Rhys and Kai’s journey in My Soul to Keep, the first book in the Soul series, is a slow, sweet, hot build, and that is the way we are about to meet them! As we unveil chapter by chapter, we get a small taste of the way their friendship blossoms into a love that builds then burns, and today, I have the third chapter for you. You can find the first two chapters on the author’s website. Enjoy!
Chapter Three – Rhyson
When I was eleven years old taking the stage at Royal Albert Hall in London for the first time, I told myself it was a sea of faces out there in the audience. I never allowed myself to focus on one particular person.
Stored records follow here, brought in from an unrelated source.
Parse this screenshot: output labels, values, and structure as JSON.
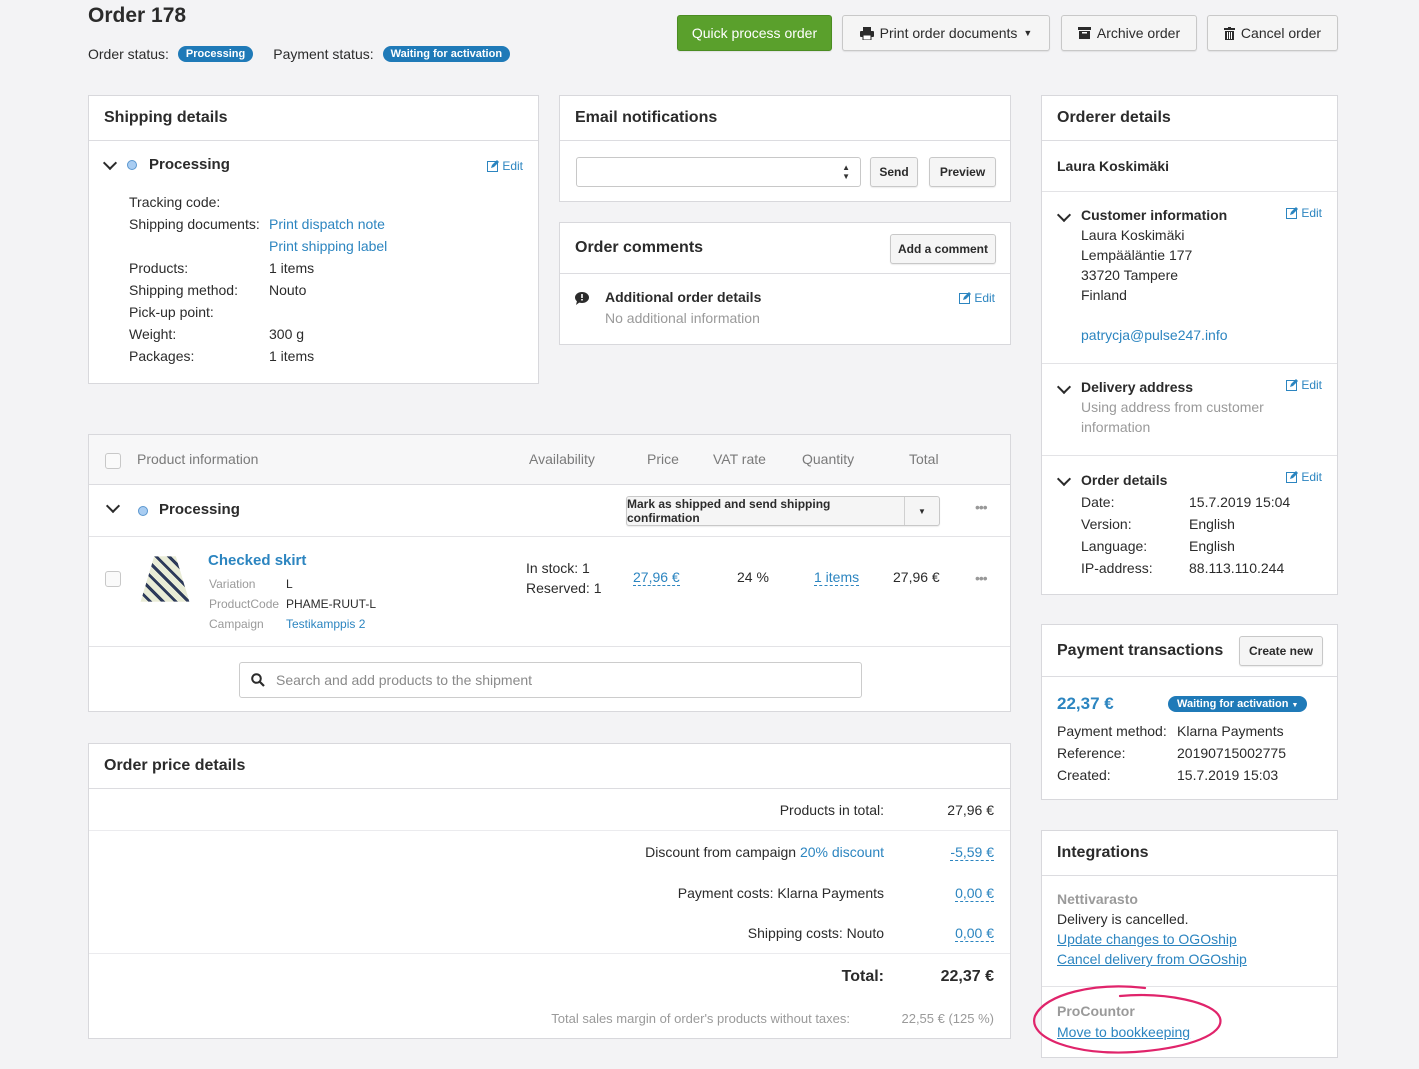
{
  "header": {
    "title": "Order 178",
    "order_status_label": "Order status:",
    "order_status": "Processing",
    "payment_status_label": "Payment status:",
    "payment_status": "Waiting for activation",
    "buttons": {
      "quick_process": "Quick process order",
      "print_docs": "Print order documents",
      "archive": "Archive order",
      "cancel": "Cancel order"
    }
  },
  "shipping": {
    "title": "Shipping details",
    "status": "Processing",
    "edit": "Edit",
    "fields": [
      {
        "label": "Tracking code:",
        "value": ""
      },
      {
        "label": "Shipping documents:",
        "links": [
          "Print dispatch note",
          "Print shipping label"
        ]
      },
      {
        "label": "Products:",
        "value": "1 items"
      },
      {
        "label": "Shipping method:",
        "value": "Nouto"
      },
      {
        "label": "Pick-up point:",
        "value": ""
      },
      {
        "label": "Weight:",
        "value": "300 g"
      },
      {
        "label": "Packages:",
        "value": "1 items"
      }
    ]
  },
  "email": {
    "title": "Email notifications",
    "select_value": "",
    "send": "Send",
    "preview": "Preview"
  },
  "comments": {
    "title": "Order comments",
    "add": "Add a comment",
    "item_title": "Additional order details",
    "item_text": "No additional information",
    "edit": "Edit"
  },
  "orderer": {
    "title": "Orderer details",
    "name": "Laura Koskimäki",
    "customer_info": {
      "title": "Customer information",
      "edit": "Edit",
      "lines": [
        "Laura Koskimäki",
        "Lempääläntie 177",
        "33720 Tampere",
        "Finland"
      ],
      "email": "patrycja@pulse247.info"
    },
    "delivery": {
      "title": "Delivery address",
      "edit": "Edit",
      "text": "Using address from customer information"
    },
    "order_details": {
      "title": "Order details",
      "edit": "Edit",
      "rows": [
        {
          "label": "Date:",
          "value": "15.7.2019 15:04"
        },
        {
          "label": "Version:",
          "value": "English"
        },
        {
          "label": "Language:",
          "value": "English"
        },
        {
          "label": "IP-address:",
          "value": "88.113.110.244"
        }
      ]
    }
  },
  "products": {
    "headers": {
      "info": "Product information",
      "availability": "Availability",
      "price": "Price",
      "vat": "VAT rate",
      "quantity": "Quantity",
      "total": "Total"
    },
    "group_status": "Processing",
    "ship_button": "Mark as shipped and send shipping confirmation",
    "item": {
      "name": "Checked skirt",
      "variation_label": "Variation",
      "variation": "L",
      "code_label": "ProductCode",
      "code": "PHAME-RUUT-L",
      "campaign_label": "Campaign",
      "campaign": "Testikamppis 2",
      "in_stock": "In stock: 1",
      "reserved": "Reserved: 1",
      "price": "27,96 €",
      "vat": "24 %",
      "quantity": "1 items",
      "total": "27,96 €"
    },
    "search_placeholder": "Search and add products to the shipment"
  },
  "price_details": {
    "title": "Order price details",
    "rows": [
      {
        "label": "Products in total:",
        "value": "27,96 €"
      },
      {
        "label": "Discount from campaign",
        "link": "20% discount",
        "value": "-5,59 €"
      },
      {
        "label": "Payment costs: Klarna Payments",
        "value": "0,00 €"
      },
      {
        "label": "Shipping costs: Nouto",
        "value": "0,00 €"
      }
    ],
    "total_label": "Total:",
    "total": "22,37 €",
    "margin_label": "Total sales margin of order's products without taxes:",
    "margin": "22,55 € (125 %)"
  },
  "payments": {
    "title": "Payment transactions",
    "create": "Create new",
    "amount": "22,37 €",
    "status": "Waiting for activation",
    "rows": [
      {
        "label": "Payment method:",
        "value": "Klarna Payments"
      },
      {
        "label": "Reference:",
        "value": "20190715002775"
      },
      {
        "label": "Created:",
        "value": "15.7.2019 15:03"
      }
    ]
  },
  "integrations": {
    "title": "Integrations",
    "nettivarasto": {
      "name": "Nettivarasto",
      "status": "Delivery is cancelled.",
      "links": [
        "Update changes to OGOship",
        "Cancel delivery from OGOship"
      ]
    },
    "procountor": {
      "name": "ProCountor",
      "link": "Move to bookkeeping"
    }
  },
  "colors": {
    "accent": "#2c85c0",
    "badge": "#1f7ab8",
    "primary_button": "#5aa02c",
    "highlight_circle": "#e0246b"
  }
}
In every venue since, whether before thousands or a group as small as Grady’s vocal class, I always block out the faces. I smile. I may even bow, but I blur the faces to remain blissfully oblivious to their expressions of approval, pleasure, or disdain. It insulates me from the crowd and cocoons me inside the music, which is the safest place I have found so far.
Except today, I open my eyes at the end of the Chopin piece, prepared to blindly glance over the crowd in Grady’s studio, when I see a face. A particular face in a sea of faces. Everyone around her claps, but she doesn’t. Her hands hang at her sides, and her expression hovers somewhere between devastation and delight. When music truly affects me, I don’t clap either. I don’t stand to my feet. I absorb. I let the music change me, touch me, and possess me. That’s what she’s doing. I recognize it. Everyone around her appreciated my music, but I can see that she, this girl, communed with it.
She is looking at me. I am looking at her. Her face…I wish I had the right words. I write songs and create music for a living. I practically bleed my thoughts and feelings into everything I compose, into every lyric. But I can’t find the words to adequately describe this girl. Maybe I’ve seen girls prettier than she is, but it’s hard to tell, because even with the width of Grady’s small music room separating us, it’s like I’ve been hurled into an electrical storm. My brain is charged and my thoughts are icy water suspended and trapped inside my head. It’s a face I can only inadequately describe as…extravagant. Like God spared no expense when He made this girl.
If I take her in parts, maybe I will do a better job of this. She has this wide mouth the color of fire-blasted rose petals. Her chin is slightly pointed, narrow, but her face widens and flares at her high cheekbones. Her eyes, the darkest, richest sable—glintless, fleckless, bottomless brown—carry a dramatic tilt, and I am sure a glance from her could seduce me. This, combined with her honeyed skin, make me wonder if she has Asian ancestry somewhere down the line. Her eyebrows are thick and smooth over an abundance of eyelashes. So thick and so long they look fake, but I know they are not. There is nothing fake about this girl. No artifice. Not even makeup. Her beauty is raw and unfiltered. Long, dark hair runs down her back. Of all things, she wears a Madonna T-shirt from the The Virgin Tour. Her skinny jeans mold her slim legs. Small feet in Toms. Simple silver musical notes in her pierced ears. She is this heady mixture of exotic and mundane, and just being in the same room is giving me a buzz. Imagine if I touched her. Imagine if I kissed her. Imagine if I fucked her. I’d be done for.
But I suspect she’d be worth it.
Grady’s hand on my shoulder, his words of praise, and the students crowding around me pry my attention from the petite girl by the door. And when my eyes again seek out that particular face in the sea of faces, she’s gone.